Agriculture in Indian economy:-
While Indian economy introduction is started, the major focus is always on the agriculture sector. This is because Indian economy is based on agriculture.52% of the total population of India depends on agriculture.
According to the 2011-2012 survey of Indian agriculture contributes 14.1% of the Gross Domestic Product (GDP). It was 55.4% in 1950-1951.
India is the second largest sugar producer in the world (after Brazil).
In tea production, India ranks first. (27% of total production in the world).
Wheat production: Uttar Pradesh is the largest producer. Punjab and Haryana is then the second and the third largest producer of wheat.
Rice production:The principal food grain in India is rice. West Bengal is the largest producer. Uttar Pradesh is the second largest producer of Punjab and is the third largest producer of rice.
National Income:The national income is the sum total of the value of all the final goods produced and services of the residents of the country in an accounting year.
Gross Domestic Product (GDP) is the money value of final goods and services produced in the domestic
territory of a country during the accounting year.
In India Gross Domestic Product (GDP) is larger than national income because net factor income from abroad
is negative, i.e. foreign payment is larger than the foreign receipt.
Net National Product (NNP) at market prices = Gross National Product at Market Prices – Depreciation
Sectors of Indian Economy:-
- Primary Sector: When the economic activity depends mainly on exploitation of natural resources then
that activity comes under the primary sector. Agriculture and agriculture related activities are the primary sectors of economy.
- Secondary Sector: When the main activity involves manufacturing then it is the secondary sector. All industrial production where physical goods are produced come under the secondary sector.
- Tertiary Sector: When the activity involves providing intangible goods like services then this is part of
the tertiary sector.
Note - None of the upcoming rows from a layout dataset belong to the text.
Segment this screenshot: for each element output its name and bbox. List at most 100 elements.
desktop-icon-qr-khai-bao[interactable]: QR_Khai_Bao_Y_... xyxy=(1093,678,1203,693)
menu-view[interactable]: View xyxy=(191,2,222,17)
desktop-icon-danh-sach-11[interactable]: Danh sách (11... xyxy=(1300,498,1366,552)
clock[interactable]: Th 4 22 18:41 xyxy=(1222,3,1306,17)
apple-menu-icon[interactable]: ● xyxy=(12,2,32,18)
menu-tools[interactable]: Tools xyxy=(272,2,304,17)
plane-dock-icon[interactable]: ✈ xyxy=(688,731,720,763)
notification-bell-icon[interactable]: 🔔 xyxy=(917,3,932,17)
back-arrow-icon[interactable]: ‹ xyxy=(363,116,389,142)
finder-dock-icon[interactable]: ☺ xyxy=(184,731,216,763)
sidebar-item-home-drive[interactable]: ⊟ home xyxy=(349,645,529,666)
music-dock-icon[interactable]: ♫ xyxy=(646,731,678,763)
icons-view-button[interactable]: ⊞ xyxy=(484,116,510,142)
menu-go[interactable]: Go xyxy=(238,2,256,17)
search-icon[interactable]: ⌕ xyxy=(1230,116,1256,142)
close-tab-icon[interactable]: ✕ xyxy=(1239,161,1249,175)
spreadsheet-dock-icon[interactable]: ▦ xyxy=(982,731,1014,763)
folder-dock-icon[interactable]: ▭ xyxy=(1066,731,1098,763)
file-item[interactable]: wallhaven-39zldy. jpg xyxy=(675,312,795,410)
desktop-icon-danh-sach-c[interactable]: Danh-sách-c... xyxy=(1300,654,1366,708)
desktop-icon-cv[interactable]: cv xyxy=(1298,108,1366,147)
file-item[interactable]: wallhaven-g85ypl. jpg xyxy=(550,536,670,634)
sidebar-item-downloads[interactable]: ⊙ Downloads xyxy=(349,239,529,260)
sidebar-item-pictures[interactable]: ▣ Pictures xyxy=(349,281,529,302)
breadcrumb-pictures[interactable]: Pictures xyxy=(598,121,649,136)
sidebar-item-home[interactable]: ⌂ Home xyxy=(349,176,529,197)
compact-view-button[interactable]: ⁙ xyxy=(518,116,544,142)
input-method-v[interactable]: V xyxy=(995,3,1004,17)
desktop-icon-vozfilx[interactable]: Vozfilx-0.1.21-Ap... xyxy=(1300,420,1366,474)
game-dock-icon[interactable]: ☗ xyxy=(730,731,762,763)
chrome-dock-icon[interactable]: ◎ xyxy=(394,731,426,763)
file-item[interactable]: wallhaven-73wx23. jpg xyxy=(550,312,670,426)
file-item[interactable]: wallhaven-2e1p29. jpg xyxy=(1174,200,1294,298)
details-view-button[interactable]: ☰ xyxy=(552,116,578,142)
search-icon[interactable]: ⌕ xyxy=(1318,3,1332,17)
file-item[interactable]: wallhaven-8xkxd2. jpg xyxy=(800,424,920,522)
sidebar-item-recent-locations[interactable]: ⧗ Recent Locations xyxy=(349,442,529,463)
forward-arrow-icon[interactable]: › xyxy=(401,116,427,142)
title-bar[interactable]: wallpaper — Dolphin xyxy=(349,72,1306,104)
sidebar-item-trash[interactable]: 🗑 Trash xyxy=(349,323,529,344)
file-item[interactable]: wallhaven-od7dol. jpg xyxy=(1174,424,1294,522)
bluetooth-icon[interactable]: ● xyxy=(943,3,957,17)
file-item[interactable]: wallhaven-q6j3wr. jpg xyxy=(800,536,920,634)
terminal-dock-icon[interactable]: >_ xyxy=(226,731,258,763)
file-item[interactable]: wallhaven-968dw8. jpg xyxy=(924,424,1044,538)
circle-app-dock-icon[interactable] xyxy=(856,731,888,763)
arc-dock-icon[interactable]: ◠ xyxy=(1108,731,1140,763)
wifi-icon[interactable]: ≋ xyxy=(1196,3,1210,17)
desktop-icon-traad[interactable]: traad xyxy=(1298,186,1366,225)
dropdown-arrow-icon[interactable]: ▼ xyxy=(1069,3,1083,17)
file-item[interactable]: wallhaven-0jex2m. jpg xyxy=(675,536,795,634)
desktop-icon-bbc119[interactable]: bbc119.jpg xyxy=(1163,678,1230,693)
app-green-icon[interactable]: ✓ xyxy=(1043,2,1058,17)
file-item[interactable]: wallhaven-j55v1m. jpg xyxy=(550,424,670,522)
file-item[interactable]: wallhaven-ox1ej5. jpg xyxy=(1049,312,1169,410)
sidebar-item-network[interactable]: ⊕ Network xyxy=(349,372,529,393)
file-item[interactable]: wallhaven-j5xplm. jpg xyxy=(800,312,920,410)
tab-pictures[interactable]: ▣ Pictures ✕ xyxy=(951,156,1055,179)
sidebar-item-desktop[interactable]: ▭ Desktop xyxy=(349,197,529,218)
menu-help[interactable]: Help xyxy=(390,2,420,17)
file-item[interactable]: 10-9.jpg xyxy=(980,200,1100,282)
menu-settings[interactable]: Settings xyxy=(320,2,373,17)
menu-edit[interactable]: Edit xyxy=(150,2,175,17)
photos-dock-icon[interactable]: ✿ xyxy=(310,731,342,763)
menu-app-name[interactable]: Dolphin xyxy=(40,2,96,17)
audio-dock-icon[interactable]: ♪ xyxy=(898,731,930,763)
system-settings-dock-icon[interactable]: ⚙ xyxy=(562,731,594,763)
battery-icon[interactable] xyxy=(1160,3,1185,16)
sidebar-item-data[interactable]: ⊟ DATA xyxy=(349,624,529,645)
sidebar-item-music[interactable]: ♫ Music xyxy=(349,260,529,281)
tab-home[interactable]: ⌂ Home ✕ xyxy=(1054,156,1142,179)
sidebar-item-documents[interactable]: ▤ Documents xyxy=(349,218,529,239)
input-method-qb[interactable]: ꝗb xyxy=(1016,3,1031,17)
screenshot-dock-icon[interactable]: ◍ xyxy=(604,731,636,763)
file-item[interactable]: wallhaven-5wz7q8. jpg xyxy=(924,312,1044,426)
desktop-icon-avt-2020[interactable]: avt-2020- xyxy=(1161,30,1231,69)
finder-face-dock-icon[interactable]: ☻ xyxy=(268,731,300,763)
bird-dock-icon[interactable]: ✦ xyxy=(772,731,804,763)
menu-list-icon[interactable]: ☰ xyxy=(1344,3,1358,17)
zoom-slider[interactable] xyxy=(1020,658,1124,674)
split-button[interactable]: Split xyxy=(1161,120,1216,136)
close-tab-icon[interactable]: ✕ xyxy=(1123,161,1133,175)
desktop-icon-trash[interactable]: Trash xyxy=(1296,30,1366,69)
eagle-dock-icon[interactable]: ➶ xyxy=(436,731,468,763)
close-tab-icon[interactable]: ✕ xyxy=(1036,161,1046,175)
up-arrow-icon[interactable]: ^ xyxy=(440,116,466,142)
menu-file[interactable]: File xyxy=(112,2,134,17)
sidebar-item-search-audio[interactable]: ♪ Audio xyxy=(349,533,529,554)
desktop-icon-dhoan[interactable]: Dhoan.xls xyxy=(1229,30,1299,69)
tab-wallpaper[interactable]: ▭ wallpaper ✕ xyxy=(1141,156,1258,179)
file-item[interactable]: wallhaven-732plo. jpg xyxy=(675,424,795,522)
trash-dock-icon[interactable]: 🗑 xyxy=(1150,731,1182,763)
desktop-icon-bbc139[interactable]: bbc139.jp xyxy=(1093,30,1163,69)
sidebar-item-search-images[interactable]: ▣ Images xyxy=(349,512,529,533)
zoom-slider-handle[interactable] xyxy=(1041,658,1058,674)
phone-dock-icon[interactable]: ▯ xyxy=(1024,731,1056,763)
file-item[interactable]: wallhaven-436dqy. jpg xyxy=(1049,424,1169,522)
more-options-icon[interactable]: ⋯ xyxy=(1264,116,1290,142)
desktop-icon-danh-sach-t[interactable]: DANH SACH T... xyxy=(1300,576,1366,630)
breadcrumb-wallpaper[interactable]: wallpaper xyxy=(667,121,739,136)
Financial services, management consultancy, telephony and IT are examples of service sector.
Other Classifications of Economy:-
In Indian economy introduction, the sectors of economy based on other basis is also required to get a clear picture of the strengths of Indian Economy.
- Organized Sector: The sector which carries out all activity through a system and follows the law of the
land is called organized sector. Moreover, labour rights are given due respect and
wages are as per the norms of the country and those of the industry. Labour working organized sector get the
benefit of social security net as framed by the Government. Certain benefits like provident fund, leave
entitlement, medical benefits and insurance are provided to workers in the organized sector. These security
provisions are necessary to provide source of sustenance in case of disability or death of the main
breadwinner of the family without which the dependents will face a bleak future.
- Unorganized Sector: The sectors which evade most of the laws and don’t follow the system come under
unorganized sector. Small shopkeepers, some small scale manufacturing units keep
all their attention on profit making and ignore their workers basic rights. Workers don’t get adequate salary
and other benefits like leave, health benefits and insurance are beyond the imagination of people working in
- Public Sector: Companies which are run and financed by the Government comprises the public sector.
After independence India was a very poor country. India needed huge amount of money to set up
manufacturing plants for basic items like iron and steel, aluminium, fertilizers and cements. Additional
infrastructure like roads, railways, ports and airports also require huge investment. In those days Indian
entrepreneur was not cash rich so government had to start creating big public sector enterprises like SAIL
(Steel Authority of India Limited), ONGC(Oil & Natural Gas Commission).
- Private Sector: Companies which are run and financed by private people comprise the private sector.Companies like Hero Honda, Tata are from private sectors.